Ternyata
secara diam-diam kita sepakat bahwa kita bukan teman KKN. Buktinya selesai KKN
kalian masih menganggap Geng of Bagong’s Nam Style (GBS) sebagai teman. Terutama
si Umi. Apalagi si Fitri.
Sebenarnya
si Fitri lah yang paling utama, seakan-akan dalam dirinya selalu terjadi
ledakan kerinduan yang tak bisa ia kendalikan. Padahal KKN sudah selesai
beberapa hari yang lalu. Tetapi masih saja dia merasa dirinya sebagai ketua
KKN, memberi banyak perintah agar GBS selalu berkumpul bersama-sama. kepo, ih!
Pada
setiap pertemuan, pastilah ada perpisahan. Begitulah hidup, mungkin.

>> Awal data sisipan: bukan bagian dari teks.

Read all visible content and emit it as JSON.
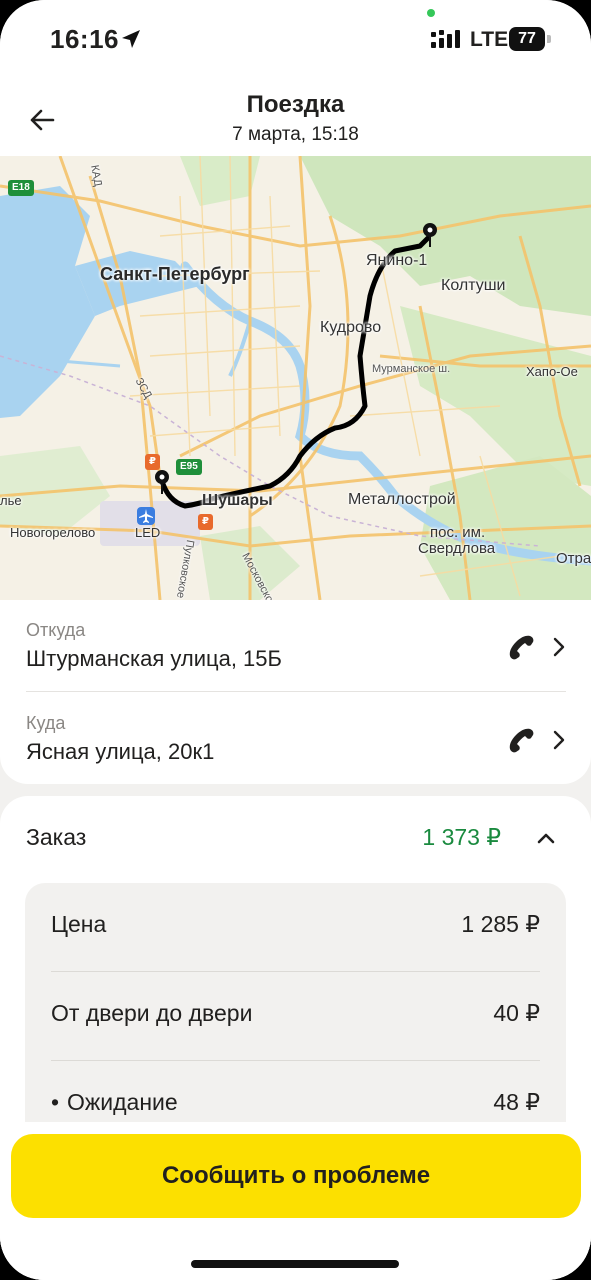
{
  "status_bar": {
    "time": "16:16",
    "network": "LTE",
    "battery": "77",
    "icons": [
      "location-arrow-icon",
      "signal-icon",
      "battery-icon"
    ]
  },
  "header": {
    "title": "Поездка",
    "subtitle": "7 марта, 15:18",
    "back_icon": "arrow-left-icon"
  },
  "map": {
    "labels": {
      "spb": "Санкт-Петербург",
      "yanino": "Янино-1",
      "koltushi": "Колтуши",
      "kudrovo": "Кудрово",
      "murmanskoe": "Мурманское ш.",
      "khapo": "Хапо-Ое",
      "shushary": "Шушары",
      "metallostroy": "Металлострой",
      "sverdlova_1": "пос. им.",
      "sverdlova_2": "Свердлова",
      "otra": "Отра",
      "novogorelovo": "Новогорелово",
      "led": "LED",
      "moskovskoe": "Московское ш.",
      "pulkovskoe": "Пулковское ш.",
      "zsd": "ЗСД",
      "kad": "КАД",
      "e18": "E18",
      "e95": "E95",
      "rub_sign": "₽",
      "left_edge": "лье"
    },
    "accent_water": "#a9d3f0",
    "accent_route": "#000000"
  },
  "route": {
    "from_caption": "Откуда",
    "from_address": "Штурманская улица, 15Б",
    "to_caption": "Куда",
    "to_address": "Ясная улица, 20к1"
  },
  "order": {
    "label": "Заказ",
    "total": "1 373 ₽",
    "total_color": "#1a8a3f",
    "items": [
      {
        "label": "Цена",
        "value": "1 285 ₽"
      },
      {
        "label": "От двери до двери",
        "value": "40 ₽"
      },
      {
        "bullet": "•",
        "label": "Ожидание",
        "value": "48 ₽"
      }
    ]
  },
  "actions": {
    "report_label": "Сообщить о проблеме",
    "report_color": "#fce000"
  }
}
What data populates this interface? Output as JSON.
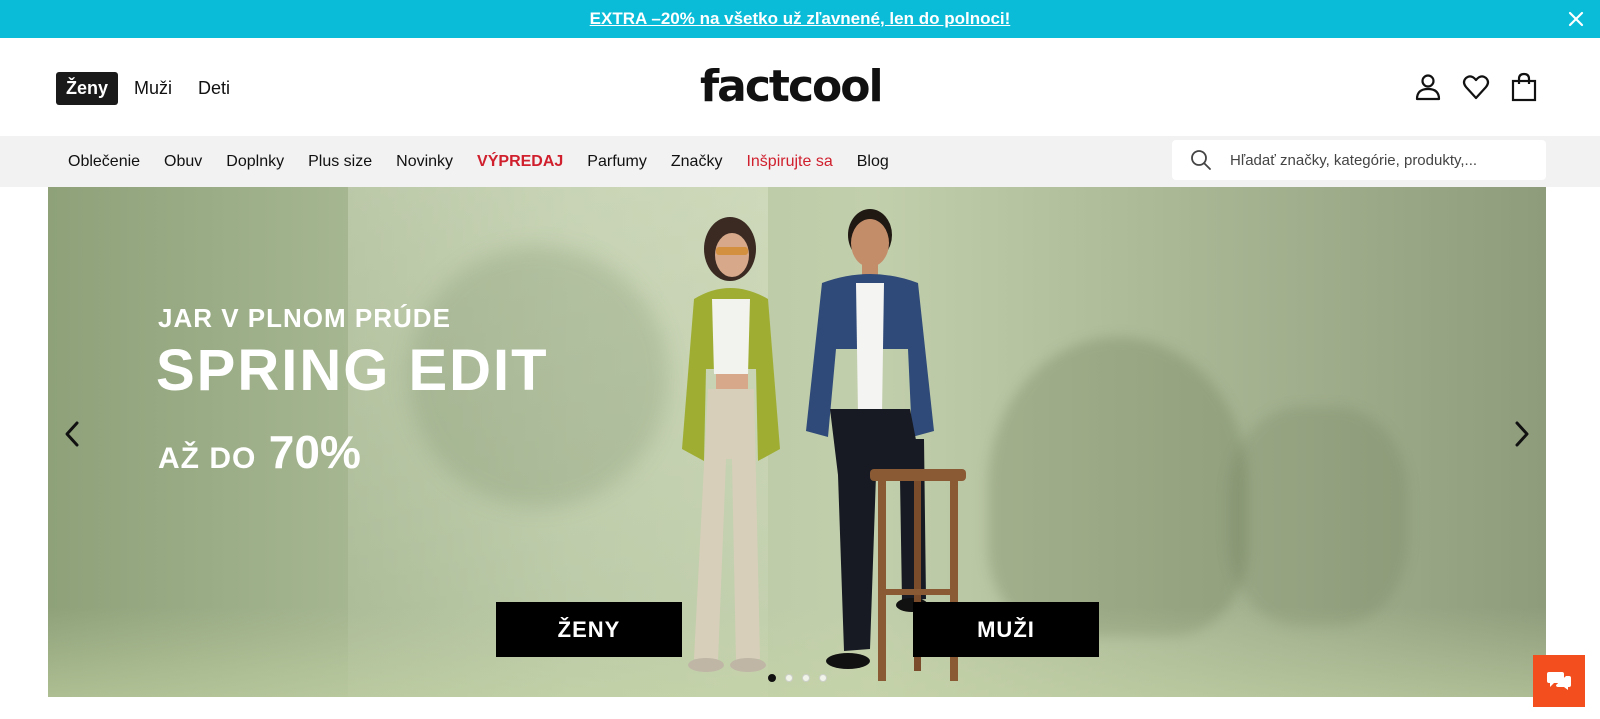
{
  "promo": {
    "text": "EXTRA –20% na všetko už zľavnené, len do polnoci!",
    "close_icon": "close-icon",
    "background": "#0abcd8"
  },
  "header": {
    "gender_tabs": [
      {
        "label": "Ženy",
        "active": true
      },
      {
        "label": "Muži",
        "active": false
      },
      {
        "label": "Deti",
        "active": false
      }
    ],
    "logo": "factcool",
    "icons": [
      "user-icon",
      "heart-icon",
      "bag-icon"
    ]
  },
  "nav": {
    "items": [
      {
        "label": "Oblečenie"
      },
      {
        "label": "Obuv"
      },
      {
        "label": "Doplnky"
      },
      {
        "label": "Plus size"
      },
      {
        "label": "Novinky"
      },
      {
        "label": "VÝPREDAJ"
      },
      {
        "label": "Parfumy"
      },
      {
        "label": "Značky"
      },
      {
        "label": "Inšpirujte sa"
      },
      {
        "label": "Blog"
      }
    ],
    "search_placeholder": "Hľadať značky, kategórie, produkty,...",
    "sale_color": "#d0202e"
  },
  "hero": {
    "subtitle": "JAR V PLNOM PRÚDE",
    "title": "SPRING EDIT",
    "discount_prefix": "AŽ DO",
    "discount_value": "70%",
    "cta_women": "ŽENY",
    "cta_men": "MUŽI",
    "slides_total": 4,
    "active_slide": 1
  },
  "chat": {
    "icon": "chat-icon",
    "color": "#f24e1e"
  }
}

Kebersamaan kita tidak abadi. Karena ketidak abadian itulah akan ada rindu
sebagai penggantinya. Maka tidak salah jika kita saling merindukan satu sama
lain, serupa yang dirasakan Umi dan Fitri setiap merasakan kesepian.—Maaf, yang
lainnya tidak kusebut, bukan berarti aku anggap kalian sudah memberi jarak
dengan GBS. Aku hanya ingin husnudzon saja,
bahwa yang lainnya pasti sedang sibuk. Entah sibuk mendakwahkan Islam, menata
buku di perpustakaan, ngurus ekonomi rumah tangga, merawat burung, mencari
kader dan mengejar cinta sejati. Wallahu
a’lam.
Tidak
hanya Umi dan Fitri. Aku sebenarnya juga merindukan saat-saat KKN,
kebersamaan bersama kalian. Ingin
mendengarkan khutbah dari Tante Sarah, yang kemudian menjadi ajang perdebatan sengit
denganku meskipun ujung-ujungnya dia tidak mau disalahkan; tidur berdua sambil
bercerita tentang peri aneh bernama Mala dan sebuah kisah cinta yang rumit bersama
Bimbim; kangen larangan Umi untuk tidak
selalu makan mie instan; merindukan suara kentut Sobleh yang aromanya tidak
sebau ilernya; mau melihat Dina kecapean karena ngelembur ngerjain tugas dari Bu Lastri; pengen lagi membaca puisi-puisi cinta karya Adik Hariyono di
selebaran kertas buat Fitri; mau juga dibuat cemburu lagi oleh Ipud, karena dia
suka berdua dengan Umi naik motor panas-panasan; dan, aku juga kangen pada
perintah Fitri untuk memalsukan tanda tangan Pak Dukuh, Sekretaris Desa dan DPL
juga.
Ya,
aku kangen semua itu. Aku rindu. Tapi aku tidak mau sering-sering bertemu
dengan kalian. Biarlah rasa rinduku tetap menjadi rindu. Tak mau dilebur
apalagi dihilangkan dengan pertemuan atau perjumpaan. Rindu itu bukanlah
penyakit yang harus diobati, melainkan anugerah yang mesti dijaga. Kata Sujiwo
Tedjo, si budayawan nyentrik itu, “Puncak kangen paling dahsyat ketika kita tak saling menelepon, tak saling
SMS, BBM-an, dan lain-lain tak saling. Namun diam-diam kita saling mendoakan.” Ah,
betapa indahnya rindu. Memang!
Jadi,
rasa terimakasih aku ucapkan pada kalian karena telah mengisi ruang-ruang
rinduku. Tanpa kalian, apa artinya rindu yang kosong melompong. Tak ada
maknanya. Tak ada gunanya. Maka untunglah ada kalian, GBS, untuk mengisi
hari-hariku dengan kerinduan yang berguna.
Oh,
ya, hampir lupa. Aku juga mau berterimakasih pada Pak Dukuh yang telah
mengizinkanku tinggal di dusunnya selama dua bulan: Pada Pak Nur Hidayat yang
telah mengizinkanku adzan di Masjid al-Ittihad. Teriakan adzanku jadi terdengar
satu dusun karena loudspeakernya yang
bagus. Dan itu program unggulanku karena melibatkan pendengaran orang satu
dusun; pada Bu Lastri juga aku ucapkan terimakasih, telah membolehkan aku
tinggal di rumahnya yang nyaman, juga telah ikut andil dalam memberiku nilai KKN. Meskipun nilai yang
beliau berikan padaku terbilang jelek, aku malah tidak sempat untuk kecewa
meski barang sebentar. Maafkan aku, Bu Lasri, sekali lagi maafkan aku atas perasaanku
yang seperti itu. Mungkin Anda akan kecewa dengan hal itu. Maka, sekali lagi,
maafkan aku.
Pada
yang tidak bisa kusebutkan namanya, juga aku ucapkan terimakasih. Maaf tidak
bisa aku sebutkan namanya, data sensus penduduknya ada pada laptop Dina. Biarlah
kapan-kapan aku minta file-nya. Dan
semoga dia tidak membolehkan, karena aku sudah capek.
“Sudah.
emmm… Ya, sudah. Kita sudah menjadi alumni KKN.”